J’avais déjà identifié les défauts inhérents aux chats lorsque, en 2018, j’ai invité la communauté du projet Orekit à abandonner les listes de diffusion au profit d’un forum moderne (Discourse) :

  • Le contenu est indexé et trouvable (soit via le moteur de recherche intégré, soit via un moteur de recherche externe tel que Google ou Bing).
  • Il peut être consulté par des personnes qui ne possèdent pas de compte (elles représentent, hors bots, environ 60 % des pages consultées sur le forum d’Orekit).
  • Il est pérenne (vous trouverez sur le forum d’Orekit des échanges datant de 2018).
  • Les échanges sont organisés par catégorie et par question (i.e. topic).
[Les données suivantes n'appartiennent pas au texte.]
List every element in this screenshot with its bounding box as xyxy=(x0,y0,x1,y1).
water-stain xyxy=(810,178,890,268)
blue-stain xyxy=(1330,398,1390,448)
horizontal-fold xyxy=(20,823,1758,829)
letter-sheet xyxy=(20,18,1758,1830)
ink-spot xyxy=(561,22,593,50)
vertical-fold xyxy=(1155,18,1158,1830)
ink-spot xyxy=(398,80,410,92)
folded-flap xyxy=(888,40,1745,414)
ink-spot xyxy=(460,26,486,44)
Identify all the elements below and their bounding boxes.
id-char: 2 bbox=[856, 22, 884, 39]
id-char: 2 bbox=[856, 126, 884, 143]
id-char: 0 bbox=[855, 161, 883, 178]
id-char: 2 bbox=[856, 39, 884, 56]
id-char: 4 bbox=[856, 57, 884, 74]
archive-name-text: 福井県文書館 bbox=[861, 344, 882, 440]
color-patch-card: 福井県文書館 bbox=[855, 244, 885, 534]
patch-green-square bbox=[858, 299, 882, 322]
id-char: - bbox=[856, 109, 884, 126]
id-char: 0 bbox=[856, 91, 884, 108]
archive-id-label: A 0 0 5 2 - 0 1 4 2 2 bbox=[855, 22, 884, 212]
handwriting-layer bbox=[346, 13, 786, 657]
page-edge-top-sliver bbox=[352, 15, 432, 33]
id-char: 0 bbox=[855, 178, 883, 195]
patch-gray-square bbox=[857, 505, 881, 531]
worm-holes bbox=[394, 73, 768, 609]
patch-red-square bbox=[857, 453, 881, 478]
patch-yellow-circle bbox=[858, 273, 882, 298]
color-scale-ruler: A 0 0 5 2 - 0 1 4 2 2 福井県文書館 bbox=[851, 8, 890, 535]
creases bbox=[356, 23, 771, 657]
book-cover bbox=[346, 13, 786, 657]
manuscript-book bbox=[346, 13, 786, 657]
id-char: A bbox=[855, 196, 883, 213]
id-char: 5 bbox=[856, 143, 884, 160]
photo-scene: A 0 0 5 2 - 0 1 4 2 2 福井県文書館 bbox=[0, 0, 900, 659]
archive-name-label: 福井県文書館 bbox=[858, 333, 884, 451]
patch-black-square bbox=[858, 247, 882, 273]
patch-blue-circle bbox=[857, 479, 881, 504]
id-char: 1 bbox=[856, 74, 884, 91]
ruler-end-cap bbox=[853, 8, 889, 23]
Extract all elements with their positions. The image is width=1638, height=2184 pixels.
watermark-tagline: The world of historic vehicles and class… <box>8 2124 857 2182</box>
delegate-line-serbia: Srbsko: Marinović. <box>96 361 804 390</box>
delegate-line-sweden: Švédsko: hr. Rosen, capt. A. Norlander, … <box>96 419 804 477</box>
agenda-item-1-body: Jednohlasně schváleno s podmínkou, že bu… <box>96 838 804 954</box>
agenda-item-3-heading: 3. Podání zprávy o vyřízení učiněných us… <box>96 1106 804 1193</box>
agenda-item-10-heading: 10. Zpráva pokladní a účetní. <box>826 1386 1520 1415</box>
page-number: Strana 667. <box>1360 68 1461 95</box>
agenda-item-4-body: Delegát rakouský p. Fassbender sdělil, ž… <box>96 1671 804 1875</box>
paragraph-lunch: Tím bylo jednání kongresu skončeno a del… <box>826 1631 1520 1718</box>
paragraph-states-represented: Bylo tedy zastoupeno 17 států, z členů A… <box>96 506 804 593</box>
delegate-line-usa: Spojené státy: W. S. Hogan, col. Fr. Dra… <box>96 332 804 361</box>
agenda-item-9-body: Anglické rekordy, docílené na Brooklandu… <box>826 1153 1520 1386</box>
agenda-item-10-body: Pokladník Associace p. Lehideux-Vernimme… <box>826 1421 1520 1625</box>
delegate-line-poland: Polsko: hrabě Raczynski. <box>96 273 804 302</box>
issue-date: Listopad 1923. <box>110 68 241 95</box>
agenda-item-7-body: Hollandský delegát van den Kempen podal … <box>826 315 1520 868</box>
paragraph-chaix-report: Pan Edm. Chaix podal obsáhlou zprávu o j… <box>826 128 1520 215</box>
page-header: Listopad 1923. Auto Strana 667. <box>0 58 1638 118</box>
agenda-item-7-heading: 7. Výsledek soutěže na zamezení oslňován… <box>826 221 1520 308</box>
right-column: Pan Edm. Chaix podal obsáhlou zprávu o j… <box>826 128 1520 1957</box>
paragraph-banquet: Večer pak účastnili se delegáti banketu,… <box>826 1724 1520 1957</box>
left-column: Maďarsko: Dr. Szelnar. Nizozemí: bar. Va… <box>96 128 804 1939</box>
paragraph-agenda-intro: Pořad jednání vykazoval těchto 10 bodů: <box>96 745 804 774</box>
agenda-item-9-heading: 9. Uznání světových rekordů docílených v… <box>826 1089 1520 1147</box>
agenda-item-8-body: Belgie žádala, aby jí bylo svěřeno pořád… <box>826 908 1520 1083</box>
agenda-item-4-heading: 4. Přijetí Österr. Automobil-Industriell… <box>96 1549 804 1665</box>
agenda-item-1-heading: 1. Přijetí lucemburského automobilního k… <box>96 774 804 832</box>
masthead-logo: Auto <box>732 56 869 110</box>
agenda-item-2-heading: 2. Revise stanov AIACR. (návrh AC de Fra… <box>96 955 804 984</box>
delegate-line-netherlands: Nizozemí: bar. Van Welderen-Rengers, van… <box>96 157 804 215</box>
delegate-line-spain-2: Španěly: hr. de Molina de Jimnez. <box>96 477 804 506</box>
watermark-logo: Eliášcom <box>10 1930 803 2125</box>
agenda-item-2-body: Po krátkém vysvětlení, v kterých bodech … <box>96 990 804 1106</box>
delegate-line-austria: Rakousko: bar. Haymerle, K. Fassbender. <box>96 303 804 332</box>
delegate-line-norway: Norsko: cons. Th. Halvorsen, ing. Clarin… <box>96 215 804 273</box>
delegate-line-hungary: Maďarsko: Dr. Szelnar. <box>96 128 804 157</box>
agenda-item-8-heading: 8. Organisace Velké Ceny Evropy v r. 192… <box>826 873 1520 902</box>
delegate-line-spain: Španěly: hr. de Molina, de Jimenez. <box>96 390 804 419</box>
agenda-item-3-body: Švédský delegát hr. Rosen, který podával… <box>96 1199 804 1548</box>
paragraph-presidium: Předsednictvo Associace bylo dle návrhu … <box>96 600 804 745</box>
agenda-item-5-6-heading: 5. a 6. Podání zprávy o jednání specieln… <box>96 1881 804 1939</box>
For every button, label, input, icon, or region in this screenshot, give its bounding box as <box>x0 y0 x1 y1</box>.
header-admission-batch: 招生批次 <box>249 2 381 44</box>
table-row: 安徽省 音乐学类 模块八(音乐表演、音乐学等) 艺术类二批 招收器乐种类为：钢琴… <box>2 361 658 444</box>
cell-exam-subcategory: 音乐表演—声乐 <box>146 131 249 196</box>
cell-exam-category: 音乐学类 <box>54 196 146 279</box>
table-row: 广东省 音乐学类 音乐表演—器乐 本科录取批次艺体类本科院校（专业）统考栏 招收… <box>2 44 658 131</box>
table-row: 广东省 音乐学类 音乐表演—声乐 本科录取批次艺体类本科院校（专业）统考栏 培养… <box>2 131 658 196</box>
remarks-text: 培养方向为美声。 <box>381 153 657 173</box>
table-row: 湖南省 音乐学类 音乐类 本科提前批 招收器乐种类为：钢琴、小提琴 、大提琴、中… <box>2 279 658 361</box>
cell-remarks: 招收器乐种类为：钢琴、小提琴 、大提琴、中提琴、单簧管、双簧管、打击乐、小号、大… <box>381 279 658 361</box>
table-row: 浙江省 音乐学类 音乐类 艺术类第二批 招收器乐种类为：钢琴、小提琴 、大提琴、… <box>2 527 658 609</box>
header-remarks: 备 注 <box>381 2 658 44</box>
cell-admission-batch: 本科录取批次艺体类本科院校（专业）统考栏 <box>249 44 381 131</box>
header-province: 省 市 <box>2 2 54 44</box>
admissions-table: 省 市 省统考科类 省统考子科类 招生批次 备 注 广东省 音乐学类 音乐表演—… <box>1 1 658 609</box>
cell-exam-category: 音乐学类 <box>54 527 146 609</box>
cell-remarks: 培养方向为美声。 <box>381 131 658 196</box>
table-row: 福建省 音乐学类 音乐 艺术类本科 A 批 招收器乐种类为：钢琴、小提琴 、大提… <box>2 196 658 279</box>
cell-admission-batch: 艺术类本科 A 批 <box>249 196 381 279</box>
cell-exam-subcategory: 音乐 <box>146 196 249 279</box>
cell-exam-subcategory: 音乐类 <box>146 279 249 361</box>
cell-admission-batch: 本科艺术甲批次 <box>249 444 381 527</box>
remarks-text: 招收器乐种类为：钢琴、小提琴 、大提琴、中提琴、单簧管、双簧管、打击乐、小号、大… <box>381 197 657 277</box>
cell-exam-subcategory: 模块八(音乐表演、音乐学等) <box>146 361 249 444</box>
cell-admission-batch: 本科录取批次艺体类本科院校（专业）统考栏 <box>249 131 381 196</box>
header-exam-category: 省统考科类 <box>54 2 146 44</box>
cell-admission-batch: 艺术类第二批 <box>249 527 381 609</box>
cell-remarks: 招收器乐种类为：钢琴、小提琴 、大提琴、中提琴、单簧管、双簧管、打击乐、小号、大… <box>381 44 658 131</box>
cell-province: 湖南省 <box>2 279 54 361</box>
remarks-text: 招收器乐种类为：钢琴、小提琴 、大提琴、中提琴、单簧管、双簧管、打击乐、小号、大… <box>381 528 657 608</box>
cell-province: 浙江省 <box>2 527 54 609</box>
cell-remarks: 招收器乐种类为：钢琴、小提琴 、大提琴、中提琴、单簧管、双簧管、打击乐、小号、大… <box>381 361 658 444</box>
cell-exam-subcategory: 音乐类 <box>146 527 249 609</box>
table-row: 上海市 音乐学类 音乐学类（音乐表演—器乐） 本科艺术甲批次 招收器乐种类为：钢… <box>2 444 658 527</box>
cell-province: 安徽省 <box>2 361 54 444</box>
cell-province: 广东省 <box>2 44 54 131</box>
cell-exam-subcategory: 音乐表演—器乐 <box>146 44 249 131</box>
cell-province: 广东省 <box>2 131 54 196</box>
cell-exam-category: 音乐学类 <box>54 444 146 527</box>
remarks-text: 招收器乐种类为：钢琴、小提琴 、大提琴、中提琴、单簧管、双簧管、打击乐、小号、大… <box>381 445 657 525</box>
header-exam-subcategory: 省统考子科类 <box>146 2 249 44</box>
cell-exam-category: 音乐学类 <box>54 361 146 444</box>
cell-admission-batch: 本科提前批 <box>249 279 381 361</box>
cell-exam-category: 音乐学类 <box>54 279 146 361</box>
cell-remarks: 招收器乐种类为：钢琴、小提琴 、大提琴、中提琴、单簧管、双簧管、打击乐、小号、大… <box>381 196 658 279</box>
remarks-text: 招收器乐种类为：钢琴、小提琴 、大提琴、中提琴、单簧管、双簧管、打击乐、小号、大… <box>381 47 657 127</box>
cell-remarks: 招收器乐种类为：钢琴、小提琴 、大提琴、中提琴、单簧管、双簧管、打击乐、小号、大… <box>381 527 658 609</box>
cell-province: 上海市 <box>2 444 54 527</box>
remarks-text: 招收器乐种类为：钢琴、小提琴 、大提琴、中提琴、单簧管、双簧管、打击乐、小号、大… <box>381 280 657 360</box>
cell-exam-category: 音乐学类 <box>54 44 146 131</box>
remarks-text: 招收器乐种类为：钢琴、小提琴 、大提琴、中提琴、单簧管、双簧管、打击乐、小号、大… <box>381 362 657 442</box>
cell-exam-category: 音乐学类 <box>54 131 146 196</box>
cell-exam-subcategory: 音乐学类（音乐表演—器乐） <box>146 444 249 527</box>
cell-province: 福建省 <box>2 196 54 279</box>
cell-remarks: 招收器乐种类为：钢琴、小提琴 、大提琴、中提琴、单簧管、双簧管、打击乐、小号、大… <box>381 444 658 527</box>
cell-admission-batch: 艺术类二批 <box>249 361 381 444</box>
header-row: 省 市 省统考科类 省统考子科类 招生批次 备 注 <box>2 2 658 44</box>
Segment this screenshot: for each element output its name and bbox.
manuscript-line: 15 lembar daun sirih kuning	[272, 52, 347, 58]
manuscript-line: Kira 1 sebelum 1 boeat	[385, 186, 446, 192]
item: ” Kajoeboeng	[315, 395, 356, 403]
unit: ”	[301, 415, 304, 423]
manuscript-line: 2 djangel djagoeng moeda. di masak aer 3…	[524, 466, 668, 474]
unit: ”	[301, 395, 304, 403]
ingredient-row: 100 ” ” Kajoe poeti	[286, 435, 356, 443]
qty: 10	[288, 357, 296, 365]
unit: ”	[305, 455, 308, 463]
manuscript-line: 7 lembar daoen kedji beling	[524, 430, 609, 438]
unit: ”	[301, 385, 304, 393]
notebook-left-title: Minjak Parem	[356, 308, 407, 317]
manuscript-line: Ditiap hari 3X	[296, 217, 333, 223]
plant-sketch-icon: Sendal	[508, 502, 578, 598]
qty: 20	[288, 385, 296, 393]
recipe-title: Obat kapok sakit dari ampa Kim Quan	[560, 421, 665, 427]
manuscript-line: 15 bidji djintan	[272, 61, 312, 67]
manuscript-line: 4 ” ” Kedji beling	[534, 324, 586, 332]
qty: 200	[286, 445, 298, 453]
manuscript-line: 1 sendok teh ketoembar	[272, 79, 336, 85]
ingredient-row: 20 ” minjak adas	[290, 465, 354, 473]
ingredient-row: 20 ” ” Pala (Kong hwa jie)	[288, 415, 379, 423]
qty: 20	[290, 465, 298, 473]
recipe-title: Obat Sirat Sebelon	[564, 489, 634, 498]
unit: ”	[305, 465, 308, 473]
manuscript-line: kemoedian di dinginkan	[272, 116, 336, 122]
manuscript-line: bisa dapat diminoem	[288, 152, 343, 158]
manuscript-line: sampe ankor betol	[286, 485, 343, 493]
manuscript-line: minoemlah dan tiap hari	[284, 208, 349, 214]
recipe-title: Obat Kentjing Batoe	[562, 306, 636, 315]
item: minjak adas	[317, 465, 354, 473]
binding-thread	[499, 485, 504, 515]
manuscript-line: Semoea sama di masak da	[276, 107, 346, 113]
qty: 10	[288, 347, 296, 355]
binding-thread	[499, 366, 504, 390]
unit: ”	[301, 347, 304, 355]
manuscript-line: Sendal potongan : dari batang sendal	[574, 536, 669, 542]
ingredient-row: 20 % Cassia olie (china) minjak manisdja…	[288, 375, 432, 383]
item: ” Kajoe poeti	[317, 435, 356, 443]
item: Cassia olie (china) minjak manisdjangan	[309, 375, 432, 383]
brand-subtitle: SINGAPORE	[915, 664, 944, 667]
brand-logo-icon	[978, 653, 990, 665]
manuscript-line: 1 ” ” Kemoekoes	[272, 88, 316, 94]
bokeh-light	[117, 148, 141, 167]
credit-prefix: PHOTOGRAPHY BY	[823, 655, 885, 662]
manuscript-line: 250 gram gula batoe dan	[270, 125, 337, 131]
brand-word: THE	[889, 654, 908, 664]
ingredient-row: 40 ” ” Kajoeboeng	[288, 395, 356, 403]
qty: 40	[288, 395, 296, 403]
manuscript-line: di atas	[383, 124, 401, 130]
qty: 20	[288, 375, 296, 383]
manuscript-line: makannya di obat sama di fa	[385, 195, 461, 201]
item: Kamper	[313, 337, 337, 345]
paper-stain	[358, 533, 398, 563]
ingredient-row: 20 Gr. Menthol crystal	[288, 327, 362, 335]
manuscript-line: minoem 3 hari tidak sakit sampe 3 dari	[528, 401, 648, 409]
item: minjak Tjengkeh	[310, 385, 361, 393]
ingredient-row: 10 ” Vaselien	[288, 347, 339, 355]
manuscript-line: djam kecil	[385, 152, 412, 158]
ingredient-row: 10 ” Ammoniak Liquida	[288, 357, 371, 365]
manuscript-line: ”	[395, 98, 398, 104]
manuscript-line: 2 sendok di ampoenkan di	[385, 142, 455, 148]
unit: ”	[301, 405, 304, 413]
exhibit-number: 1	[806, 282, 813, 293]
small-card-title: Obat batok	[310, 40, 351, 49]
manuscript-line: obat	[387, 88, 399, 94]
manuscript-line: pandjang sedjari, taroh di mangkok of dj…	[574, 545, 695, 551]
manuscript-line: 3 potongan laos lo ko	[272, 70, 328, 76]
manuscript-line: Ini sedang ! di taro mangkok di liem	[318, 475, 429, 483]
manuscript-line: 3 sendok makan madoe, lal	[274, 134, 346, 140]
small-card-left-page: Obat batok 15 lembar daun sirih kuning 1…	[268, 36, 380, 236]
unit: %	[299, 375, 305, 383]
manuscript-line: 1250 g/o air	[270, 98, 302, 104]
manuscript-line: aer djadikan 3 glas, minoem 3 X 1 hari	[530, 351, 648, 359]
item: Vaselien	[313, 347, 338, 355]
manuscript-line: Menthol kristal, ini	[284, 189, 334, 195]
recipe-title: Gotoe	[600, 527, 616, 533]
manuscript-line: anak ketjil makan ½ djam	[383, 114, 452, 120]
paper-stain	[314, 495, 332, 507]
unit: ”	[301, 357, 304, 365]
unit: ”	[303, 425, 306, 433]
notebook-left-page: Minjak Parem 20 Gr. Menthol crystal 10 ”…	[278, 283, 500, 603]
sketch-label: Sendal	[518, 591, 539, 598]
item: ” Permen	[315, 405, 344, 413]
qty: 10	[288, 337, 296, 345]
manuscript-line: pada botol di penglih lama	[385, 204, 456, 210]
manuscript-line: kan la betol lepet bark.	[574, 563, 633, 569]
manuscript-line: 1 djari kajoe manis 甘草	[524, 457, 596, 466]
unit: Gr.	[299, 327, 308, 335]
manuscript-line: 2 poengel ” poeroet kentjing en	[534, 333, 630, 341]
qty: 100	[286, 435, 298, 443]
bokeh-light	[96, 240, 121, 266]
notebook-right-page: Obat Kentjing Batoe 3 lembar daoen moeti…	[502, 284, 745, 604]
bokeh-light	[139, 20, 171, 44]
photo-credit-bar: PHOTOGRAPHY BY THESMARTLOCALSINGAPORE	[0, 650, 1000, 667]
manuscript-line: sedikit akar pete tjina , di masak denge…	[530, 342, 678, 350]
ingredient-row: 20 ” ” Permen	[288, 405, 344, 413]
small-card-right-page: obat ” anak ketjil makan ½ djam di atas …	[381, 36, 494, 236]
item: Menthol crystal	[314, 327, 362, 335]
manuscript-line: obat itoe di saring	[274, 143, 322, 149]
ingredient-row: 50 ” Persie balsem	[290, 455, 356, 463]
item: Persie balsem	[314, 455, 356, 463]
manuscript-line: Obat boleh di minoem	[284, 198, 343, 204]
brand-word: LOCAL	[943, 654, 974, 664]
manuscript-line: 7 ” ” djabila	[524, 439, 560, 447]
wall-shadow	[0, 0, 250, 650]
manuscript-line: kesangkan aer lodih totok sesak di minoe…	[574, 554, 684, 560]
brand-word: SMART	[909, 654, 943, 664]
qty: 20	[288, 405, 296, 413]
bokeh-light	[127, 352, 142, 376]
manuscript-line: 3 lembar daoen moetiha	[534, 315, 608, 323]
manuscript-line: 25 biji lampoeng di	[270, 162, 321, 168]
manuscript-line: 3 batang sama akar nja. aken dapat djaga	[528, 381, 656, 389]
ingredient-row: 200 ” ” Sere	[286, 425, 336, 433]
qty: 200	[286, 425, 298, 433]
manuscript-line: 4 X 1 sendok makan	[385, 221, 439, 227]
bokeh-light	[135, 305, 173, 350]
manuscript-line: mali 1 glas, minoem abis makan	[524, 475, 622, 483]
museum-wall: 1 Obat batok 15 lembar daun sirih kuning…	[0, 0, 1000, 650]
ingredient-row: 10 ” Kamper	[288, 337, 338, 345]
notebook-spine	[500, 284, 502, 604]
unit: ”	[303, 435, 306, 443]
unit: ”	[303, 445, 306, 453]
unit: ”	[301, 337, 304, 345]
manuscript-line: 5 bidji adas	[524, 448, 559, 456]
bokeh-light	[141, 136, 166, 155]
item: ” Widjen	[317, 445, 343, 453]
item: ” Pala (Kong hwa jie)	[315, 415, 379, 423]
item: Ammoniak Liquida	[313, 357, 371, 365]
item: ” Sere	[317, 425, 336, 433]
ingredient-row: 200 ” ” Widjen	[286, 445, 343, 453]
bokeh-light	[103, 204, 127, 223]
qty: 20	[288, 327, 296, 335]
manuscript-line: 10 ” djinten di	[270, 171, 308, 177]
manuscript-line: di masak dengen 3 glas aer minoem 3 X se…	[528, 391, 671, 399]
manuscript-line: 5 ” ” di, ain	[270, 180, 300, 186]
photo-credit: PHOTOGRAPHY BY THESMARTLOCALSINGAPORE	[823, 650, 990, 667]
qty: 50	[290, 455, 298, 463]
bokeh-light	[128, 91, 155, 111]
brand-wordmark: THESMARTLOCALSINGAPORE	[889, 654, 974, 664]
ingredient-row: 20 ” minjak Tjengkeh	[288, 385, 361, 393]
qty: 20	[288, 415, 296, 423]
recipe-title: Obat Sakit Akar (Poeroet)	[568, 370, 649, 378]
Une personne peut retrouver un échange remontant à six mois sur une question donnée et relancer le sujet en y apportant sa contribution.

Pour illustrer mon propos, si on saisit les mots « orekit data context » dans un moteur de recherche, l’échange à ce sujet sur le forum, celui où un contributeur a proposé d’implanter cette fonction en expliquant pourquoi et comment, avant de revoir son design pour intégrer un autre cas d’usage signalé par un utilisateur, a longtemps été le premier résultat renvoyé. Cet échange tend désormais à être supplanté par des liens vers la documentation, preuve que le contributeur a bien fait les choses (i.e. documenté la fonction). :)

Je ne nie pas l’intérêt d’un chat. Je souligne juste qu’il n’est pas un accumulateur de connaissances, qu’il ne rend pas une communauté visible et qu’il ne montre rien de son dynamisme. Un chat, c’est un espace de discussion, le bar du projet, réservé aux membres du club, même si l’adhésion est gratuite et ouverte à tou⋅te⋅s.

Le forum contribue, lui, à la visibilité du projet ou, plutôt, de sa communauté. Il est tourné vers l’extérieur autant que vers l’intérieur. Pour moi, le choix d’un forum est tactique.

Je sais que cet article ne fera pas retourner leur veste aux accros de Discord et je n’ai pas cette ambition. Mais quand j’entends des personnes se plaindre de la difficulté qu’elles ont à faire grossir leur communauté et que je vois qu’elles ont pour seul et unique lieu de discussion un salon Discord, je me dis qu’il ne faut pas chercher plus loin la cause du mal. Cela est valable pour les projets libres comme pour les tiers-lieux.